Tobacco use is the single most preventable cause of death, claiming 438,000, or nearly one of every five deaths each year in the U.S., according to the Center for Disease Control and Prevention. More deaths are caused each year by tobacco use than by all deaths from HIV, illegal drug use, alcohol use, motor vehicle injuries, suicides and murders combined.

Consider this, non-smokers: If a universal health care plan does, in fact, take effect, smokers will be creating an extra burden on the system with your tax dollars helping to pay for their treatment.

Measures like this ban must be taken to lower the number of tobacco users. It's sad, but the general population has proven that it can't do what's right for itself on its own so this is why the government has to step in and regulate the tobacco industry.
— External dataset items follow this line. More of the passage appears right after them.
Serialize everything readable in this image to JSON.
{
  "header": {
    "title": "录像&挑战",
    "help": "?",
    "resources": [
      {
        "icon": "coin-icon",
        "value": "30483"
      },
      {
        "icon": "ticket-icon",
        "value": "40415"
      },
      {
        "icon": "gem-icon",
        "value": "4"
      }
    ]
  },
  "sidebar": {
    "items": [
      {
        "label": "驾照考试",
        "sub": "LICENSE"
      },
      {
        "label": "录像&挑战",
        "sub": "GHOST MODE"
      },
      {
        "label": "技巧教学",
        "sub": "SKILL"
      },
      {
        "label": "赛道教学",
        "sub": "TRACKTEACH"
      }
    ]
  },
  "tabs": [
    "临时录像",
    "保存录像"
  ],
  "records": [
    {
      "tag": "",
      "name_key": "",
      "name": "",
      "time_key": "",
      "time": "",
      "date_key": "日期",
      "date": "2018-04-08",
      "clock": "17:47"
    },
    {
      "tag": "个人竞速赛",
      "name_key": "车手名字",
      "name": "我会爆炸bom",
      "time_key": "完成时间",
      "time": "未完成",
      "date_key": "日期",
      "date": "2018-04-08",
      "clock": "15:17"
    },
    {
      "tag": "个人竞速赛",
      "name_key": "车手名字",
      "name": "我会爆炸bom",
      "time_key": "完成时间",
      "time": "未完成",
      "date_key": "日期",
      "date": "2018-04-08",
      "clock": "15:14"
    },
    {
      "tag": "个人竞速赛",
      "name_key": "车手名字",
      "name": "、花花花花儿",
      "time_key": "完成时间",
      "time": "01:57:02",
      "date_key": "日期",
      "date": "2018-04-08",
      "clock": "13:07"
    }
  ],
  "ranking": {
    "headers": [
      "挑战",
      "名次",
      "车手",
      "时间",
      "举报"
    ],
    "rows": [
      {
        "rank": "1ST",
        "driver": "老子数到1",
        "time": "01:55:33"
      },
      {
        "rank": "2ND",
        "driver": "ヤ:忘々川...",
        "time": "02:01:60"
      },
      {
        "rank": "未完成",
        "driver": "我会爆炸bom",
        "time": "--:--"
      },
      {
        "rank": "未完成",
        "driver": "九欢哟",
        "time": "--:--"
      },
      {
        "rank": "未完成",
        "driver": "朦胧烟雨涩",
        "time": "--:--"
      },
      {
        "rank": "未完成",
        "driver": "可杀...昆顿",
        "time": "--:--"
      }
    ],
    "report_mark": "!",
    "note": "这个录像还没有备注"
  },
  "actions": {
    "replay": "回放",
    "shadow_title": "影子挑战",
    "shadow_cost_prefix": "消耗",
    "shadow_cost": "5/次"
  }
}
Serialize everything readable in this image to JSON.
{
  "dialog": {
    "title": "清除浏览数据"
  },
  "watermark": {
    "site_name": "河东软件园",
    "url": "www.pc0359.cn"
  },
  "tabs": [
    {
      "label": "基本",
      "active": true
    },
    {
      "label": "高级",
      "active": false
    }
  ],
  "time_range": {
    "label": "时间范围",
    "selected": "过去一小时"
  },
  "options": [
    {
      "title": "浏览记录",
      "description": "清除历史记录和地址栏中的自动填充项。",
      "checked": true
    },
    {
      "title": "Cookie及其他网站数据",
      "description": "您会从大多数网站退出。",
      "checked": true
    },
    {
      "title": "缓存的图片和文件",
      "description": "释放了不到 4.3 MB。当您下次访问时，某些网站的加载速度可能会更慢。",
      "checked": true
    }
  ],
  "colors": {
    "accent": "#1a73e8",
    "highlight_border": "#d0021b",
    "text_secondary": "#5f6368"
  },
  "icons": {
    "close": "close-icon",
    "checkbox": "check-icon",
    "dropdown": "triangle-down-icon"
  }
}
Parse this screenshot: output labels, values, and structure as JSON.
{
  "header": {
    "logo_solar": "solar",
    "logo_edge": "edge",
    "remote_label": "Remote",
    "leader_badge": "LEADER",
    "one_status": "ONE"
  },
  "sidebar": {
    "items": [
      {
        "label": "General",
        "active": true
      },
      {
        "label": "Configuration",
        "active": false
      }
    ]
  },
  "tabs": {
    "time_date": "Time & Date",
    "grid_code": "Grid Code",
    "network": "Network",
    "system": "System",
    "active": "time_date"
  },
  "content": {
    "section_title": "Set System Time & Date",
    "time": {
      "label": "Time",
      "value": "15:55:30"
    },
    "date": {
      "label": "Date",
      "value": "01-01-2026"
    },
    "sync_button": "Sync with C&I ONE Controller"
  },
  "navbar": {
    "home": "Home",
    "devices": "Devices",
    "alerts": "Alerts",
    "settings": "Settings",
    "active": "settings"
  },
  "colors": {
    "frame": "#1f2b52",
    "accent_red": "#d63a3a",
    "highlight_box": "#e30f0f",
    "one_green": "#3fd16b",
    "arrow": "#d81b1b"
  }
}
Teenagers in particular don't have the maturity or judgment necessary to deal with tobacco.

My intent is not to lecture you on why you shouldn't smoke. It's the 21st century, and everyone knows by now that smoking is bad for your health. I have several friends who smoke, and being in the food service industry, I am surrounded by smokers. It seems fun, rebellious and cool when you're a teenager.

Undoubtedly the FDA ban on flavored cigarettes won't demonstrate a substantial drop in tobacco use, but consider this -- If only 1 percent of the population is deterred from smoking, that's roughly 470,000 people who won't become smokers. That's a pretty solid start.
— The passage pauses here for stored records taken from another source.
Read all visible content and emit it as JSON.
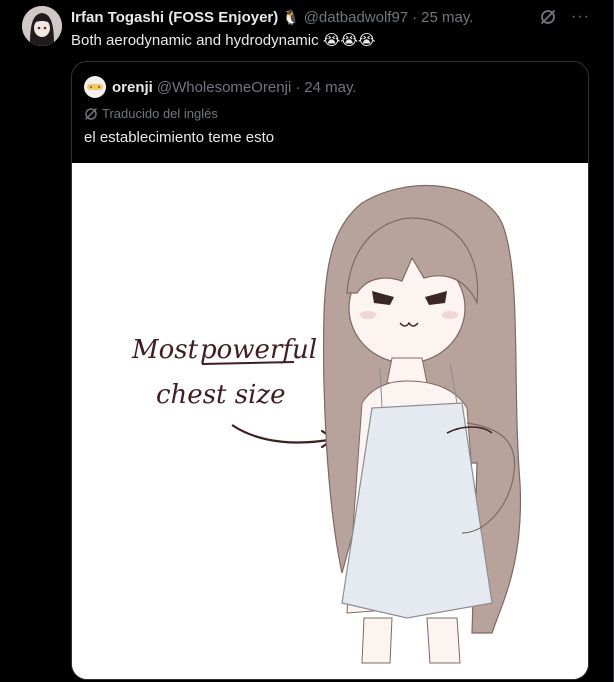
{
  "tweet": {
    "author_name": "Irfan Togashi (FOSS Enjoyer)",
    "author_emoji": "🐧",
    "handle": "@datbadwolf97",
    "separator": "·",
    "date": "25 may.",
    "text": "Both aerodynamic and hydrodynamic",
    "emojis": "😭😭😭",
    "more_icon": "···",
    "icons": {
      "grok": "grok-icon",
      "more": "more-icon",
      "avatar": "avatar"
    }
  },
  "quote": {
    "author_name": "orenji",
    "handle": "@WholesomeOrenji",
    "separator": "·",
    "date": "24 may.",
    "translation_label": "Traducido del inglés",
    "text": "el establecimiento teme esto",
    "image": {
      "caption_line1": "Most",
      "caption_line1b": "powerful",
      "caption_line2": "chest size"
    }
  },
  "colors": {
    "background": "#000000",
    "muted": "#71767b",
    "text": "#e7e9ea",
    "border": "#2f3336",
    "caption": "#3f1d21"
  }
}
Government's newest law biased, violation of basic rights

Smokers and freedom-loving citizens are now feeling a squeeze on their precious civil liberties. The ability to make our own choices is being drawn away from the tips of our nicotine-stained fingers.

Sept. 22, 2009, brought the ban on flavored cigarettes. The bill (HR 1256) said, "…a cigarette or any of its component parts (including the tobacco, filter, or paper) shall not contain, as a constituent (including a smoke constituent) or additive, an artificial or natural flavor (other than tobacco or menthol) or an herb or spice..."

It's an infringement of rights.

I first smoked a cigarette at the age of 13. It wasn't flavored. It was a Marlboro. I didn't know about flavored cigarettes until I was old enough to purchase a pack myself. What got me hooked was the misconception that smoking is "cool".

Reasoning behind the FDA's action is to protect America's youth from of smoking. The candy and fruit flavors are supposedly most appealing to adolescent audiences.

The ban was possible only after President Obama signed legislation earlier this year giving FDA the power to control the manufacturing, sale and marketing of tobacco.

These restrictions are a part of The Family Smoking Prevention and Tobacco Control Act. Under this act, tobacco companies have to eliminate the terms "low tar," "light" and "mild." Levels of nicotine in cigarettes will be reduced. The product quality will decrease as the prices will soar.

I find it ironic that menthols made it through the ban. Big-money companies like Phillip Morris USA (the nation's largest cigarette producer) don't make flavored cigarettes. They make regular and menthol. This ban doesn't even affect them except to eradicate the specialty and exotic smoke companies from the competition.

"The reason is simple: Menthol cigarettes are nearly 30 percent of the $87 billion U.S. cigarette market," Boston Globe columnist Derrick Z. Jackson wrote in an article published Sept. 26. "Menthol masks the harshness of smoking with its cooling effect and minty taste. The tobacco lobby and political allies bemoaned the impact of a menthol ban on jobs and government coffers. In 2007, tobacco sales generated $26 billion in state and federal tax revenues."